I have just recently started reading the basics of topological groups and Haar measures, and have become really curious about when the boundary of a non-empty open subset $U$ of a compact abelian group $G$, has zero Haar measure. Here and in the following, by "Haar measure", I will mean the normalized Haar measure of a compact abelian group.
After some searching, I found these posts (When does the boundary have measure zero? and Conditions that ensure that the boundary of an open set has measure zero) which give very general sufficient conditions for subsets of $\mathbb R^n$ to have boundaries of Lebesgue measure zero, however I couldn't find any analogues for Haar measures.
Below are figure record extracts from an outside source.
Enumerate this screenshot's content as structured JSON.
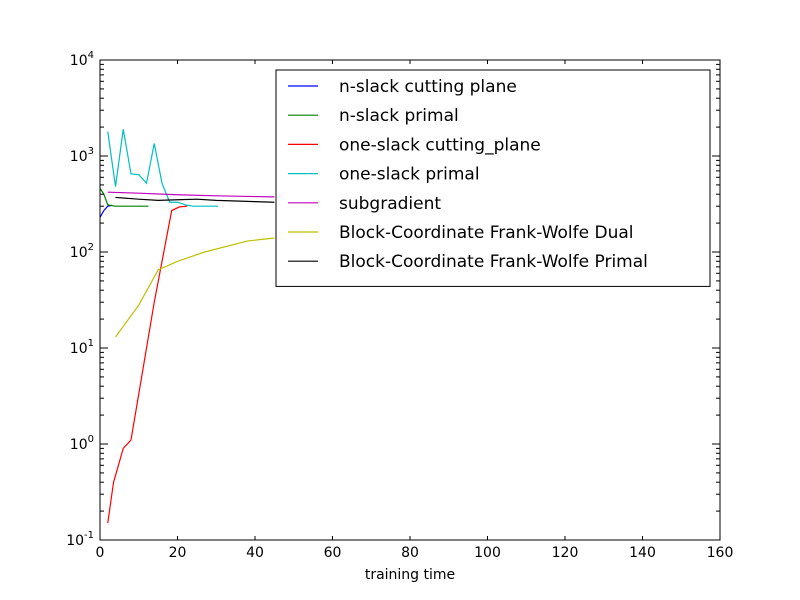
{
  "chart_data": {
    "type": "line",
    "xlabel": "training time",
    "ylabel": "",
    "xlim": [
      0,
      160
    ],
    "ylim": [
      0.1,
      10000
    ],
    "yscale": "log",
    "xticks": [
      0,
      20,
      40,
      60,
      80,
      100,
      120,
      140,
      160
    ],
    "yticks": [
      {
        "value": 0.1,
        "base": "10",
        "exp": "-1"
      },
      {
        "value": 1,
        "base": "10",
        "exp": "0"
      },
      {
        "value": 10,
        "base": "10",
        "exp": "1"
      },
      {
        "value": 100,
        "base": "10",
        "exp": "2"
      },
      {
        "value": 1000,
        "base": "10",
        "exp": "3"
      },
      {
        "value": 10000,
        "base": "10",
        "exp": "4"
      }
    ],
    "legend_position": "upper-right",
    "series": [
      {
        "name": "n-slack cutting plane",
        "color": "#0000ff",
        "x": [
          0,
          1,
          2,
          3
        ],
        "y": [
          230,
          270,
          300,
          305
        ]
      },
      {
        "name": "n-slack primal",
        "color": "#008000",
        "x": [
          0,
          1,
          2,
          4,
          6,
          8,
          10,
          12.5
        ],
        "y": [
          460,
          400,
          310,
          300,
          300,
          300,
          300,
          300
        ]
      },
      {
        "name": "one-slack cutting_plane",
        "color": "#ff0000",
        "x": [
          2,
          3.5,
          6,
          8,
          14,
          18.5,
          20.5,
          22.5
        ],
        "y": [
          0.15,
          0.4,
          0.9,
          1.1,
          30,
          270,
          295,
          300
        ]
      },
      {
        "name": "one-slack primal",
        "color": "#00bfbf",
        "x": [
          2,
          4,
          6,
          8,
          10,
          12,
          14,
          16,
          18,
          20,
          22,
          24,
          26,
          28,
          30.5
        ],
        "y": [
          1800,
          480,
          1900,
          650,
          640,
          520,
          1350,
          520,
          330,
          330,
          310,
          300,
          300,
          300,
          300
        ]
      },
      {
        "name": "subgradient",
        "color": "#bf00bf",
        "x": [
          2,
          10,
          20,
          30,
          40,
          45
        ],
        "y": [
          420,
          410,
          395,
          385,
          378,
          375
        ]
      },
      {
        "name": "Block-Coordinate Frank-Wolfe Dual",
        "color": "#bfbf00",
        "x": [
          4,
          10,
          15,
          20,
          27,
          38,
          45
        ],
        "y": [
          13,
          28,
          65,
          80,
          100,
          130,
          140
        ]
      },
      {
        "name": "Block-Coordinate Frank-Wolfe Primal",
        "color": "#000000",
        "x": [
          4,
          10,
          15,
          20,
          25,
          30,
          40,
          45
        ],
        "y": [
          370,
          355,
          345,
          350,
          355,
          345,
          335,
          330
        ]
      }
    ]
  }
}
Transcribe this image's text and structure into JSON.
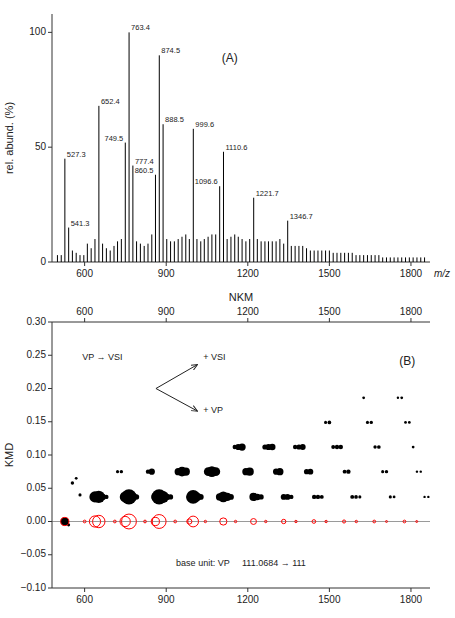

I would like to restrict $G$ to the $n$-torus $\mathbb T^n$, so here's my
Semi-general question: Consider the $n$-torus $\mathbb T^n = \mathbb R^n/\mathbb Z^n$ which is a topological group, and a closed subgroup $H$ (which can be assumed to be connected if necessary). Consider the Haar measure $\mu_H$ on $H$ and an open set $U \subset \mathbb T^n$. What minimal additional conditions on $U$ might we need (if any) for the $H$-Haar measure of the boundary $\partial(U \cap H)$ of the open subset $U \cap H \subset H$ to be zero, that is to have $\mu_H(\partial (U \cap H)) = 0$?
If $H$ were $\mathbb T^n$ itself, then we know that $\mu_H$ is simply the $n$-dimensional Lebesgue measure and the question reduces to one already answered in the linked posts. If $H$ were an open subgroup, then (if I understand correctly) the Haar measure of $\mathbb T^n$ would also restrict to the normalized Haar measure of $H$, so that $\mu_H$ would just be the restriction of the $n$-dimensional Lebesgue measure, and once again the question is answered. But of course, $\mathbb T^n$ being connected has no non-empty proper open subgroups, so the last statement doesn't really add anything in my context. So what about the general setting, namely when $H$ is a proper non-empty closed subgroup (again, assumed connected if necessary)?
If nothing can be said in the above setting (even with some minimal additional conditions), the specific $H$ and $U$ I would like to know about are the following: consider any real numbers $a_1, \cdots, a_n$ and any complex numbers $c_1, \cdots, c_n$. My $H$ is the closure of the subgroup $\{(e^{2 \pi i a_1 t}, \cdots, e^{2 \pi i a_n t}): t \in \mathbb R\} \subset \mathbb T^n$, and $U \subset \mathbb T^n$ is the set of all $(z_1, \cdots, z_n) \in \mathbb T^n$, for which the complex number $c_1z_1 + \cdots + c_n z_n$ has strictly positive real part. Can we say in this case that $\partial(U \cap H)$ has $H$-Haar measure zero?
Note 1: I do not know if this will be relevant, but in the above example, $U$ can be written as the intersection of $\mathbb T^n$ with the set $V := \{(z_1, \cdots, z_n) \in \mathbb C^n: \Re \sum_{j=1}^n c_j z_j > 0\} \subset \mathbb C^n$, so that $U \cap H = V \cap H$. Here, $V$ is both open and convex in $\mathbb C^n$, hence its boundary has zero Lebesgue measure.
Note 2: It might seem that the role of $U$ in my semi-general question is kind of superficial since we are really working with the open subset $U \cap H$ of $H$, but it is in line with my last example.